Questo per voi il segno: troverete un bambino avvolto in fasce, adagiato in una mangiatoia

25-12-2018 Natale del Signore - Messa della notte di don Fabio Pieroni

Lc 2,1-14

In quei giorni un decreto di Cesare Augusto ordinò che si facesse il censimento di tutta la terra. Questo primo censimento fu fatto quando Quirinio era governatore della Siria. Tutti andavano a farsi censire, ciascuno nella propria città. Anche Giuseppe, dalla Galilea, dalla città di Nàzaret, salì in Giudea alla città di Davide chiamata Betlemme: egli apparteneva infatti alla casa e alla famiglia di Davide. Doveva farsi censire insieme a Maria, sua sposa, che era incinta. Mentre si trovavano in quel luogo, si compirono per lei i giorni del parto. Diede alla luce il suo figlio primogenito, lo avvolse in fasce e lo pose in una mangiatoia, perché per loro non c’era posto nell’alloggio. C’erano in quella regione alcuni pastori che, pernottando all’aperto, vegliavano tutta la notte facendo la guardia al loro gregge. Un angelo del Signore si presentò a loro e la gloria del Signore li avvolse di luce. Essi furono presi da grande timore, ma l’angelo disse loro: «Non temete: ecco, vi annuncio una grande gioia, che sarà di tutto il popolo: oggi, nella città di Davide, è nato per voi un Salvatore, che è Cristo Signore. Questo per voi il segno: troverete un bambino avvolto in fasce, adagiato in una mangiatoia». E subito apparve con l’angelo una moltitudine dell’esercito celeste, che lodava Dio e diceva: «Gloria a Dio nel più alto dei cieli e sulla terra pace agli uomini, che egli ama».
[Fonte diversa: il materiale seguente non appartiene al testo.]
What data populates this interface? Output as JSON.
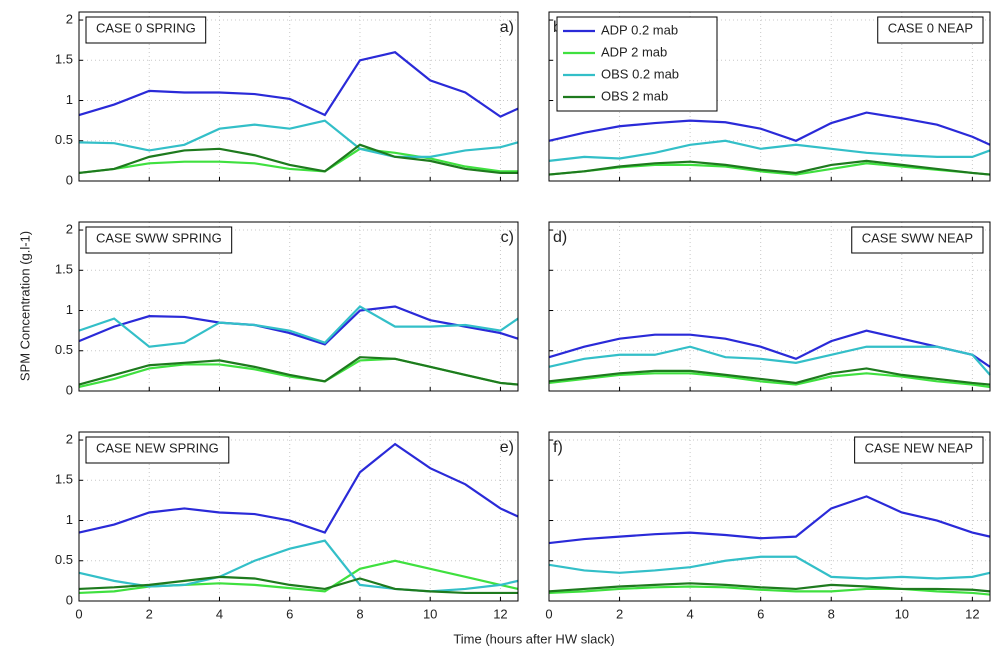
{
  "y_label": "SPM Concentration (g.l-1)",
  "x_label": "Time (hours after HW slack)",
  "chart_data": [
    {
      "type": "line",
      "title": "CASE 0 SPRING",
      "panel_label": "a)",
      "title_position": "left",
      "x": [
        0,
        1,
        2,
        3,
        4,
        5,
        6,
        7,
        8,
        9,
        10,
        11,
        12,
        12.5
      ],
      "xlim": [
        0,
        12.5
      ],
      "ylim": [
        0,
        2.1
      ],
      "xticks": [
        0,
        2,
        4,
        6,
        8,
        10,
        12
      ],
      "yticks": [
        0,
        0.5,
        1,
        1.5,
        2
      ],
      "show_xticklabels": false,
      "show_yticklabels": true,
      "grid": true,
      "series": [
        {
          "name": "ADP 0.2 mab",
          "color": "#2a2ad8",
          "values": [
            0.82,
            0.95,
            1.12,
            1.1,
            1.1,
            1.08,
            1.02,
            0.82,
            1.5,
            1.6,
            1.25,
            1.1,
            0.8,
            0.9
          ]
        },
        {
          "name": "ADP 2 mab",
          "color": "#3fe03f",
          "values": [
            0.1,
            0.15,
            0.22,
            0.24,
            0.24,
            0.22,
            0.15,
            0.12,
            0.4,
            0.35,
            0.28,
            0.18,
            0.12,
            0.12
          ]
        },
        {
          "name": "OBS 0.2 mab",
          "color": "#33bfc8",
          "values": [
            0.48,
            0.47,
            0.38,
            0.45,
            0.65,
            0.7,
            0.65,
            0.75,
            0.4,
            0.3,
            0.3,
            0.38,
            0.42,
            0.48
          ]
        },
        {
          "name": "OBS 2 mab",
          "color": "#1e7a1e",
          "values": [
            0.1,
            0.15,
            0.3,
            0.38,
            0.4,
            0.32,
            0.2,
            0.12,
            0.45,
            0.3,
            0.25,
            0.15,
            0.1,
            0.1
          ]
        }
      ]
    },
    {
      "type": "line",
      "title": "CASE 0 NEAP",
      "panel_label": "b)",
      "title_position": "right",
      "legend": "upper-left",
      "x": [
        0,
        1,
        2,
        3,
        4,
        5,
        6,
        7,
        8,
        9,
        10,
        11,
        12,
        12.5
      ],
      "xlim": [
        0,
        12.5
      ],
      "ylim": [
        0,
        2.1
      ],
      "xticks": [
        0,
        2,
        4,
        6,
        8,
        10,
        12
      ],
      "yticks": [
        0,
        0.5,
        1,
        1.5,
        2
      ],
      "show_xticklabels": false,
      "show_yticklabels": false,
      "grid": true,
      "series": [
        {
          "name": "ADP 0.2 mab",
          "color": "#2a2ad8",
          "values": [
            0.5,
            0.6,
            0.68,
            0.72,
            0.75,
            0.73,
            0.65,
            0.5,
            0.72,
            0.85,
            0.78,
            0.7,
            0.55,
            0.45
          ]
        },
        {
          "name": "ADP 2 mab",
          "color": "#3fe03f",
          "values": [
            0.08,
            0.12,
            0.17,
            0.2,
            0.2,
            0.18,
            0.12,
            0.08,
            0.15,
            0.22,
            0.18,
            0.14,
            0.1,
            0.08
          ]
        },
        {
          "name": "OBS 0.2 mab",
          "color": "#33bfc8",
          "values": [
            0.25,
            0.3,
            0.28,
            0.35,
            0.45,
            0.5,
            0.4,
            0.45,
            0.4,
            0.35,
            0.32,
            0.3,
            0.3,
            0.38
          ]
        },
        {
          "name": "OBS 2 mab",
          "color": "#1e7a1e",
          "values": [
            0.08,
            0.12,
            0.18,
            0.22,
            0.24,
            0.2,
            0.14,
            0.1,
            0.2,
            0.25,
            0.2,
            0.15,
            0.1,
            0.08
          ]
        }
      ]
    },
    {
      "type": "line",
      "title": "CASE SWW SPRING",
      "panel_label": "c)",
      "title_position": "left",
      "x": [
        0,
        1,
        2,
        3,
        4,
        5,
        6,
        7,
        8,
        9,
        10,
        11,
        12,
        12.5
      ],
      "xlim": [
        0,
        12.5
      ],
      "ylim": [
        0,
        2.1
      ],
      "xticks": [
        0,
        2,
        4,
        6,
        8,
        10,
        12
      ],
      "yticks": [
        0,
        0.5,
        1,
        1.5,
        2
      ],
      "show_xticklabels": false,
      "show_yticklabels": true,
      "grid": true,
      "series": [
        {
          "name": "ADP 0.2 mab",
          "color": "#2a2ad8",
          "values": [
            0.62,
            0.8,
            0.93,
            0.92,
            0.85,
            0.82,
            0.72,
            0.58,
            1.0,
            1.05,
            0.88,
            0.8,
            0.72,
            0.65
          ]
        },
        {
          "name": "ADP 2 mab",
          "color": "#3fe03f",
          "values": [
            0.05,
            0.15,
            0.28,
            0.33,
            0.33,
            0.27,
            0.18,
            0.12,
            0.38,
            0.4,
            0.3,
            0.2,
            0.1,
            0.08
          ]
        },
        {
          "name": "OBS 0.2 mab",
          "color": "#33bfc8",
          "values": [
            0.75,
            0.9,
            0.55,
            0.6,
            0.85,
            0.82,
            0.75,
            0.6,
            1.05,
            0.8,
            0.8,
            0.82,
            0.75,
            0.9
          ]
        },
        {
          "name": "OBS 2 mab",
          "color": "#1e7a1e",
          "values": [
            0.08,
            0.2,
            0.32,
            0.35,
            0.38,
            0.3,
            0.2,
            0.12,
            0.42,
            0.4,
            0.3,
            0.2,
            0.1,
            0.08
          ]
        }
      ]
    },
    {
      "type": "line",
      "title": "CASE SWW NEAP",
      "panel_label": "d)",
      "title_position": "right",
      "x": [
        0,
        1,
        2,
        3,
        4,
        5,
        6,
        7,
        8,
        9,
        10,
        11,
        12,
        12.5
      ],
      "xlim": [
        0,
        12.5
      ],
      "ylim": [
        0,
        2.1
      ],
      "xticks": [
        0,
        2,
        4,
        6,
        8,
        10,
        12
      ],
      "yticks": [
        0,
        0.5,
        1,
        1.5,
        2
      ],
      "show_xticklabels": false,
      "show_yticklabels": false,
      "grid": true,
      "series": [
        {
          "name": "ADP 0.2 mab",
          "color": "#2a2ad8",
          "values": [
            0.42,
            0.55,
            0.65,
            0.7,
            0.7,
            0.65,
            0.55,
            0.4,
            0.62,
            0.75,
            0.65,
            0.55,
            0.45,
            0.3
          ]
        },
        {
          "name": "ADP 2 mab",
          "color": "#3fe03f",
          "values": [
            0.1,
            0.15,
            0.2,
            0.22,
            0.22,
            0.18,
            0.12,
            0.08,
            0.18,
            0.22,
            0.18,
            0.12,
            0.08,
            0.05
          ]
        },
        {
          "name": "OBS 0.2 mab",
          "color": "#33bfc8",
          "values": [
            0.3,
            0.4,
            0.45,
            0.45,
            0.55,
            0.42,
            0.4,
            0.35,
            0.45,
            0.55,
            0.55,
            0.55,
            0.45,
            0.2
          ]
        },
        {
          "name": "OBS 2 mab",
          "color": "#1e7a1e",
          "values": [
            0.12,
            0.17,
            0.22,
            0.25,
            0.25,
            0.2,
            0.15,
            0.1,
            0.22,
            0.28,
            0.2,
            0.15,
            0.1,
            0.08
          ]
        }
      ]
    },
    {
      "type": "line",
      "title": "CASE NEW SPRING",
      "panel_label": "e)",
      "title_position": "left",
      "x": [
        0,
        1,
        2,
        3,
        4,
        5,
        6,
        7,
        8,
        9,
        10,
        11,
        12,
        12.5
      ],
      "xlim": [
        0,
        12.5
      ],
      "ylim": [
        0,
        2.1
      ],
      "xticks": [
        0,
        2,
        4,
        6,
        8,
        10,
        12
      ],
      "yticks": [
        0,
        0.5,
        1,
        1.5,
        2
      ],
      "show_xticklabels": true,
      "show_yticklabels": true,
      "grid": true,
      "series": [
        {
          "name": "ADP 0.2 mab",
          "color": "#2a2ad8",
          "values": [
            0.85,
            0.95,
            1.1,
            1.15,
            1.1,
            1.08,
            1.0,
            0.85,
            1.6,
            1.95,
            1.65,
            1.45,
            1.15,
            1.05
          ]
        },
        {
          "name": "ADP 2 mab",
          "color": "#3fe03f",
          "values": [
            0.1,
            0.12,
            0.18,
            0.2,
            0.22,
            0.2,
            0.16,
            0.12,
            0.4,
            0.5,
            0.4,
            0.3,
            0.2,
            0.15
          ]
        },
        {
          "name": "OBS 0.2 mab",
          "color": "#33bfc8",
          "values": [
            0.35,
            0.25,
            0.18,
            0.2,
            0.3,
            0.5,
            0.65,
            0.75,
            0.2,
            0.15,
            0.12,
            0.15,
            0.2,
            0.25
          ]
        },
        {
          "name": "OBS 2 mab",
          "color": "#1e7a1e",
          "values": [
            0.15,
            0.17,
            0.2,
            0.25,
            0.3,
            0.28,
            0.2,
            0.15,
            0.28,
            0.15,
            0.12,
            0.1,
            0.1,
            0.1
          ]
        }
      ]
    },
    {
      "type": "line",
      "title": "CASE NEW NEAP",
      "panel_label": "f)",
      "title_position": "right",
      "x": [
        0,
        1,
        2,
        3,
        4,
        5,
        6,
        7,
        8,
        9,
        10,
        11,
        12,
        12.5
      ],
      "xlim": [
        0,
        12.5
      ],
      "ylim": [
        0,
        2.1
      ],
      "xticks": [
        0,
        2,
        4,
        6,
        8,
        10,
        12
      ],
      "yticks": [
        0,
        0.5,
        1,
        1.5,
        2
      ],
      "show_xticklabels": true,
      "show_yticklabels": false,
      "grid": true,
      "series": [
        {
          "name": "ADP 0.2 mab",
          "color": "#2a2ad8",
          "values": [
            0.72,
            0.77,
            0.8,
            0.83,
            0.85,
            0.82,
            0.78,
            0.8,
            1.15,
            1.3,
            1.1,
            1.0,
            0.85,
            0.8
          ]
        },
        {
          "name": "ADP 2 mab",
          "color": "#3fe03f",
          "values": [
            0.1,
            0.12,
            0.15,
            0.17,
            0.18,
            0.17,
            0.14,
            0.12,
            0.12,
            0.15,
            0.15,
            0.12,
            0.1,
            0.08
          ]
        },
        {
          "name": "OBS 0.2 mab",
          "color": "#33bfc8",
          "values": [
            0.45,
            0.38,
            0.35,
            0.38,
            0.42,
            0.5,
            0.55,
            0.55,
            0.3,
            0.28,
            0.3,
            0.28,
            0.3,
            0.35
          ]
        },
        {
          "name": "OBS 2 mab",
          "color": "#1e7a1e",
          "values": [
            0.12,
            0.15,
            0.18,
            0.2,
            0.22,
            0.2,
            0.17,
            0.15,
            0.2,
            0.18,
            0.15,
            0.15,
            0.14,
            0.12
          ]
        }
      ]
    }
  ]
}
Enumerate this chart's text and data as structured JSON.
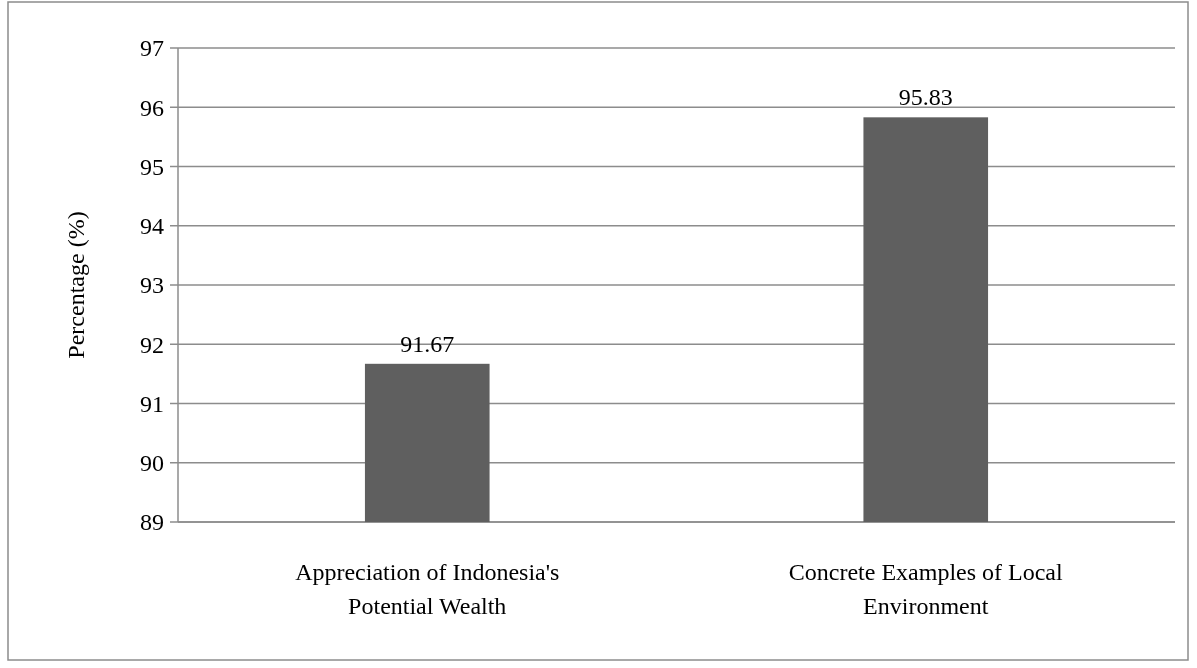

Una celebrazione del Natale è talmente ricca di tematiche che non possiamo esaurirle in una omelia. Per approfondire, contemplare, scavare questo evento, la Chiesa celebra infatti quattro messe diverse, quella della notte, quella dell’aurora, quella del giorno e la vespertina.
Quindi noi sceglieremo un aspetto importante che ci aiuta a comprendere il segno che abbiamo contemplato all’inizio della celebrazione: il Bambino che viene portato dal sacerdote in una mangiatoia in mezzo all’assemblea.

Questo per voi il segno!

Ogni segno deve naturalmente essere decodificato, non possiamo interpretarlo a modo nostro, serve una sapienza. Questo è un servizio che io devo fare a voi perché se io lascio che la vostra comprensione sia solo quella di risvegliare un senso di tenerezza, di sorpresa di commozione, già questo sarebbe ottimo, ma non sufficiente. Dobbiamo approfondire perché questo segno sottolinea l’iniziativa che Dio prende oggi, continua a prendere oggi.

E’ importante scoprire, sottolineare quello che Dio fa, perché Dio non è morto, Dio non è una filosofia. La celebrazione dell’eucarestia e l’evangelizzazione ci fanno presente che Dio è all’opera adesso, e ci dà questo segno. Questi sono i modi più forti in cui Dio appare, si manifesta. Ora è chiaro che per decodificare la sua presenza occorre un decoder altamente sofisticato, che si chiama la fede e la fede bisogna sia alimentata attraverso la conoscenza, la parola di Dio, la catechesi e la preghiera.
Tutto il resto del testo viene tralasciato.